The pixel-weighting step is limited by the bandwidth of the bus and is determined by the time required for all processors to read data and table values from that memory. Additional processors, therefore, do not improve performance over that obtainable from a single processor. Table II illustrates the time required to calculate this algorithm on a six-processor cluster mode system, based upon these considerations, for SHARC I (21060) and SHARC II (21160) processors.
DPLM Architecture Analysis
DPLM architecture optimizes memory use and availability. The DPLM architecture is not limited to six processors in a cluster, which enables all processors to operate in parallel without contending with other buses during the back-projection calculation. The reconstructed image is kept in video random access memory (VRAM), reducing the interference between processors during the computation's back-projection phase. When the raw data are passed to the processors, they are broadcast to all the processors by the DMA controller.
When the ray table is broadcast to the processors, it is sent along with the raw data for each angle, reducing the memory requirements at each processor node. DPLM architecture can operate in single instruction multiple data (SIMD), reducing the 2-D FFT time significantly. When estimating the pixel density, the raw data and the coefficient table are sent by the DMA controller into the SHARC array. This step is limited by the transfer time required by the DMA controller. For the back-projection step, the DMA controller broadcasts data and table values to the processor array. Each processor operates on 1/8 of the image in private VRAM. This allows each processor to access memory at 20 megafloats/sec. Although this step is memory-bandwidth limited, execution on DPLM architecture is much faster than on cluster architecture, because eight private buses operate much faster than one common bus.
The 2-D FFT step uses the SIMD version of the FFT. The array is processed in rows.
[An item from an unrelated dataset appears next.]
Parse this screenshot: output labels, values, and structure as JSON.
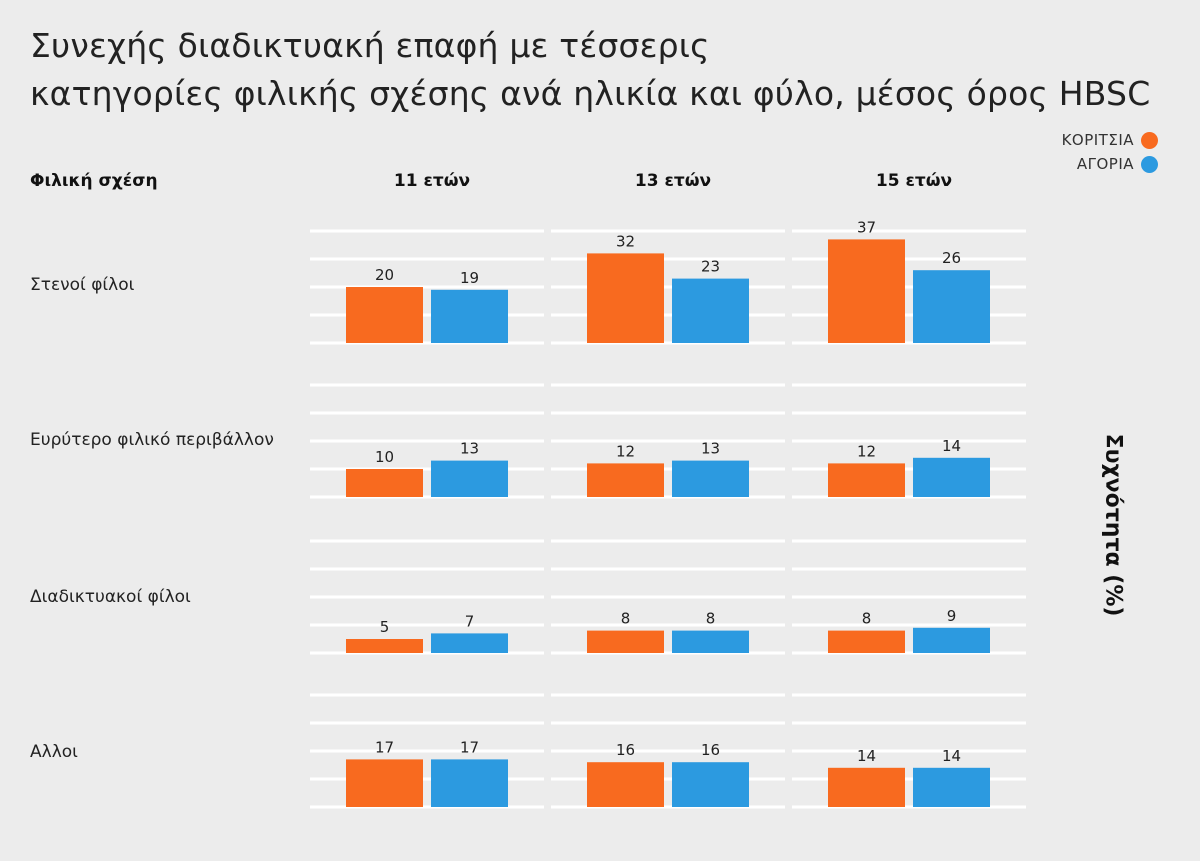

The resulting computed data are passed through the link ports in parallel and then processed in columns. Including the time used to move data to and from VRAM, the entire operation requires 0.083 seconds.
Figure 5. Time to complete rendering of the CAT scan image for the dual-ported local memory (DPLM) and cluster architectures for the SHARC I and the SHARC II.
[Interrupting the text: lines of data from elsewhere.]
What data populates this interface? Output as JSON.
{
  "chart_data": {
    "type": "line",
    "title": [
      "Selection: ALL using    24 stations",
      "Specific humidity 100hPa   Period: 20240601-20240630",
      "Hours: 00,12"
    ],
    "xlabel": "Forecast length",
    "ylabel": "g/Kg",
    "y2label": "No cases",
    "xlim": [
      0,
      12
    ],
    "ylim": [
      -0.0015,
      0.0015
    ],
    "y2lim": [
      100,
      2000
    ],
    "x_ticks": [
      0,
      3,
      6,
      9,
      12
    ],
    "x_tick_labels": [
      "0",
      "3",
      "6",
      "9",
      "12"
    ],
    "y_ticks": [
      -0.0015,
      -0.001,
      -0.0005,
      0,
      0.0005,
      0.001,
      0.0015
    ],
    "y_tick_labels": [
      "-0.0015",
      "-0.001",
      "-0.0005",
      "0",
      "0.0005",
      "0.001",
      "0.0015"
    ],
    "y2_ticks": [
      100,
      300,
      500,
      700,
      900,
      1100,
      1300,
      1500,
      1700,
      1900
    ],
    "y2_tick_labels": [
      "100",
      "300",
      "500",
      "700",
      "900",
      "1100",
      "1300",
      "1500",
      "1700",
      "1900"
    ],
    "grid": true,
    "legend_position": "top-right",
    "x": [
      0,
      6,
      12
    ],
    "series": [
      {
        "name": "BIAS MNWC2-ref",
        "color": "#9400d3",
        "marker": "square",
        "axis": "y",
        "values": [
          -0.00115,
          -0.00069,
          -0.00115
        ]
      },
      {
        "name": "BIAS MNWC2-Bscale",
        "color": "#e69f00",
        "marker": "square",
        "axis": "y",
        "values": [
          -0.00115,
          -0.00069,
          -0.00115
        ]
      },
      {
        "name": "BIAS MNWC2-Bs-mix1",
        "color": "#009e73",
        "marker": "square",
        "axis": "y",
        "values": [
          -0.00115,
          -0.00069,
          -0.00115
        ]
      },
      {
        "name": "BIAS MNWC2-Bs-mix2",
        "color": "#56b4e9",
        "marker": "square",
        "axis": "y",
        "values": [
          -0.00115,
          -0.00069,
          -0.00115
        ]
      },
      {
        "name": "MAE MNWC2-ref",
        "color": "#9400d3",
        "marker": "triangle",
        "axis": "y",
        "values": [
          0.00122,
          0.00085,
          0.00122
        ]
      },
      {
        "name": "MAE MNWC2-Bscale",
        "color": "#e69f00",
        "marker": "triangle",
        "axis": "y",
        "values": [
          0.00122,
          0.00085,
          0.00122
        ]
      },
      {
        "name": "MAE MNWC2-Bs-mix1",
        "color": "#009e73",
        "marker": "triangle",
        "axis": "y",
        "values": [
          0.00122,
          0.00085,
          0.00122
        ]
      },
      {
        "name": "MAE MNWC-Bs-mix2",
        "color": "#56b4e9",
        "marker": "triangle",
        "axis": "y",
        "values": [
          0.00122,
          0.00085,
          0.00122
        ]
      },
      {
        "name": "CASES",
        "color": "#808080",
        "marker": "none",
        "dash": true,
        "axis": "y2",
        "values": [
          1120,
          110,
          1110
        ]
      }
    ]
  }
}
Pixel weighting by the radial position is limited by the time required to pass the radius table data to VRAM and the time needed to access VRAM in processing the table. The inverse 2-D FFT has the same characteristics as the forward 2-D FFT. More time is required to pass the final image back to global DRAM. Table III and Figure 5 indicate the execution times for the eight-processor SHARC I and SHARC II DPLM architecture.
| Step | SHARC I Total Time (sec) | SHARC II Total Time (sec) |
| 1 | 0.264 | 0.132 |
| 2 | 24.400 | 12.200 |
| 3 | 0.096 | 0.048 |
| 4 | 0.013 | 0.006 |
| 5 | 0.148 | 0.072 |
| Total | 24.684 | 12.458 |
Table III. Dual-ported local memory (DPLM) performance.
Conclusion
These examples illustrate that where memory bandwidth limits performance, the DPLM architecture operates many times faster than the standard cluster mode architecture. This can be attributed to two key differences: the DPLM architecture does not inherently limit the number of processors, and each processor operates on data in private memory isolated from the other processors. If processors are added, the DPLM architecture provides nearly linear improvement in performance. In contrast, even if it were possible to add processors to the cluster design, performance would not improve because the common bus is completely saturated by data accesses.
Joseph A. Sgro is CEO and director of research and development and Paul C. Stanton is president and director of engineering for Alacron (Nashua, NH).